“Artificial intelligence (AI) can be a tool in healthcare to interpret ECG and detect diseases affecting the heart.”
Source: UPPSALA UNIVERSITY
Artificial intelligence (AI) can be a tool in healthcare to interpret ECG and detect diseases affecting the heart. Researchers at Uppsala University, together with cardiac specialists in Brazil, have developed an AI that automatically diagnoses cardiac fibrillation and five other of the most common ECG abnormalities as well as cardiac doctors.
An electrocardiogram, or ECG, is a chart that shows the electrical signals generated in the heart and can reveal various types of diseases that affect it. It is used routinely in care and every ECG today must be interpreted manually by a heart specialist.
The new study shows how an AI can automatically diagnose anomalies that can be detected in an ECG. The AI has first been trained on more than 2 million ECGs collected by cardiac specialists who have been diagnosed by cardiac specialists. In this way, it learns to find the typical patterns for six of the most common ECG abnormalities and can then diagnose a completely different patient with any of these diseases, as well as a cardiac specialist.
Opportunity to improve cardiac care
Yet the method is not ready to be used in medical clinics and hospitals.
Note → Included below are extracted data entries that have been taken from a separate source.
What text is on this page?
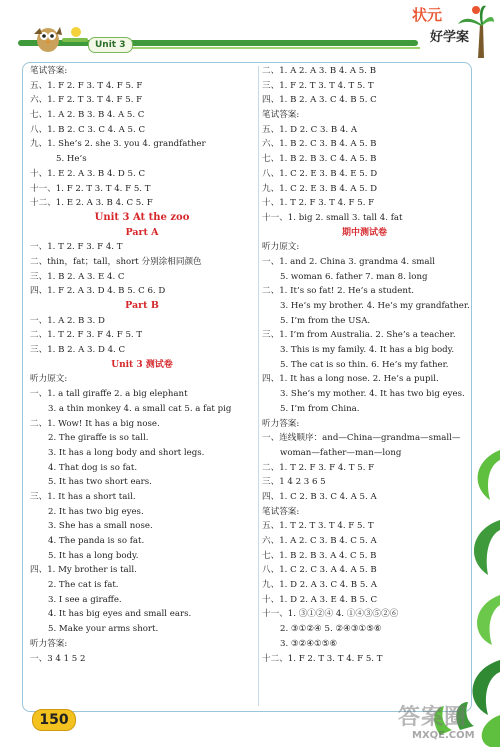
Unit 3
状元
好学案
笔试答案:
五、1. F 2. F 3. T 4. F 5. F
六、1. F 2. T 3. T 4. F 5. F
七、1. A 2. B 3. B 4. A 5. C
八、1. B 2. C 3. C 4. A 5. C
九、1. She’s 2. she 3. you 4. grandfather
5. He’s
十、1. E 2. A 3. B 4. D 5. C
十一、1. F 2. T 3. T 4. F 5. T
十二、1. E 2. A 3. B 4. C 5. F
Unit 3 At the zoo
Part A
一、1. T 2. F 3. F 4. T
二、thin，fat；tall，short 分别涂相同颜色
三、1. B 2. A 3. E 4. C
四、1. F 2. A 3. D 4. B 5. C 6. D
Part B
一、1. A 2. B 3. D
二、1. T 2. F 3. F 4. F 5. T
三、1. B 2. A 3. D 4. C
Unit 3 测试卷
听力原文:
一、1. a tall giraffe 2. a big elephant
3. a thin monkey 4. a small cat 5. a fat pig
二、1. Wow! It has a big nose.
2. The giraffe is so tall.
3. It has a long body and short legs.
4. That dog is so fat.
5. It has two short ears.
三、1. It has a short tail.
2. It has two big eyes.
3. She has a small nose.
4. The panda is so fat.
5. It has a long body.
四、1. My brother is tall.
2. The cat is fat.
3. I see a giraffe.
4. It has big eyes and small ears.
5. Make your arms short.
听力答案:
一、3 4 1 5 2
二、1. A 2. A 3. B 4. A 5. B
三、1. F 2. T 3. T 4. T 5. T
四、1. B 2. A 3. C 4. B 5. C
笔试答案:
五、1. D 2. C 3. B 4. A
六、1. B 2. C 3. B 4. A 5. B
七、1. B 2. B 3. C 4. A 5. B
八、1. C 2. E 3. B 4. E 5. D
九、1. C 2. E 3. B 4. A 5. D
十、1. T 2. F 3. T 4. F 5. F
十一、1. big 2. small 3. tall 4. fat
期中测试卷
听力原文:
一、1. and 2. China 3. grandma 4. small
5. woman 6. father 7. man 8. long
二、1. It’s so fat! 2. He’s a student.
3. He’s my brother. 4. He’s my grandfather.
5. I’m from the USA.
三、1. I’m from Australia. 2. She’s a teacher.
3. This is my family. 4. It has a big body.
5. The cat is so thin. 6. He’s my father.
四、1. It has a long nose. 2. He’s a pupil.
3. She’s my mother. 4. It has two big eyes.
5. I’m from China.
听力答案:
一、连线顺序：and—China—grandma—small—
woman—father—man—long
二、1. T 2. F 3. F 4. T 5. F
三、1 4 2 3 6 5
四、1. C 2. B 3. C 4. A 5. A
笔试答案:
五、1. T 2. T 3. T 4. F 5. T
六、1. A 2. C 3. B 4. C 5. A
七、1. B 2. B 3. A 4. C 5. B
八、1. C 2. C 3. A 4. A 5. B
九、1. D 2. A 3. C 4. B 5. A
十、1. D 2. A 3. E 4. B 5. C
十一、1. ③①②④ 4. ①④③⑤②⑥
2. ③①②④ 5. ②④③①⑤⑥
3. ③②④①⑤⑥
十二、1. F 2. T 3. T 4. F 5. T
150	答案圈
MXQE.COM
But the researchers believe that in the future it has great opportunities to improve cardiac care in low- and middle-income countries where large sections of the population do not have the same access to specialists who can interpret the ECG that we have here in Sweden.
– This is the first result of a collaboration that we have built up over the past two years. To dare to invest in this type of deep collaboration between researchers in AI and researchers in medicine I believe very much in the future to create new knowledge that can help us people to a better life, says Thomas Schön, professor of regulatory technology and researcher in machine learning / AI, who is responsible for the technical part of the study.
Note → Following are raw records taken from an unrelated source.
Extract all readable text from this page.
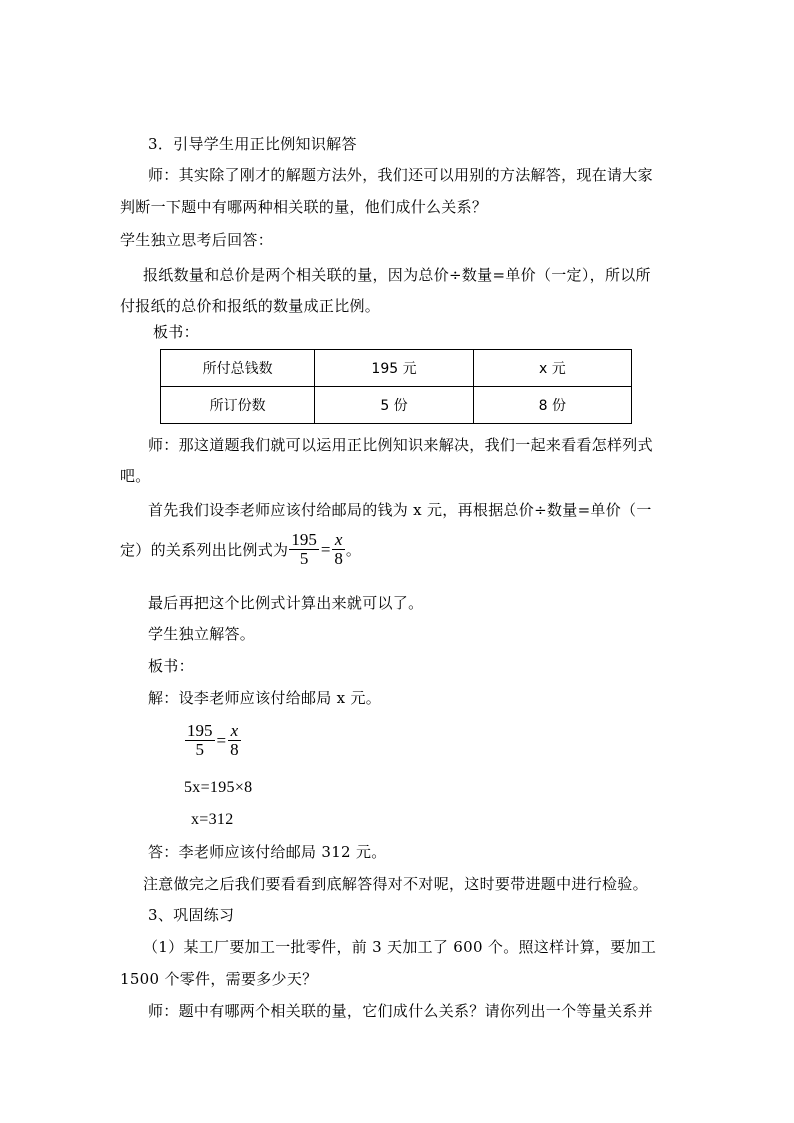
3．引导学生用正比例知识解答
师：其实除了刚才的解题方法外，我们还可以用别的方法解答，现在请大家
判断一下题中有哪两种相关联的量，他们成什么关系？
学生独立思考后回答：
报纸数量和总价是两个相关联的量，因为总价÷数量=单价（一定），所以所
付报纸的总价和报纸的数量成正比例。
板书：
所付总钱数	195 元	x 元
所订份数	5 份	8 份
师：那这道题我们就可以运用正比例知识来解决，我们一起来看看怎样列式
吧。
首先我们设李老师应该付给邮局的钱为 x 元，再根据总价÷数量=单价（一
定）的关系列出比例式为 $\frac{195}{5} = \frac{x}{8}$ 。
最后再把这个比例式计算出来就可以了。
学生独立解答。
板书：
解：设李老师应该付给邮局 x 元。
$\frac{195}{5} = \frac{x}{8}$
5x=195×8
x=312
答：李老师应该付给邮局 312 元。
注意做完之后我们要看看到底解答得对不对呢，这时要带进题中进行检验。
3、巩固练习
（1）某工厂要加工一批零件，前 3 天加工了 600 个。照这样计算，要加工
1500 个零件，需要多少天？
师：题中有哪两个相关联的量，它们成什么关系？请你列出一个等量关系并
Model that learns to solve problems
The mathematical model, so-called deep artificial neural networks, which underlie this study is a good example of the basic idea in machine learning where computers themselves build a model and use it to learn to solve data from collected data. That method differs from the classic way of working with a computer and where the computer is manually programmed exactly for the specific task it is to solve. In many problems, the results have been found to be better if machine learning is used and the computer itself can find patterns from numbers, texts, diagrams and pictures collected.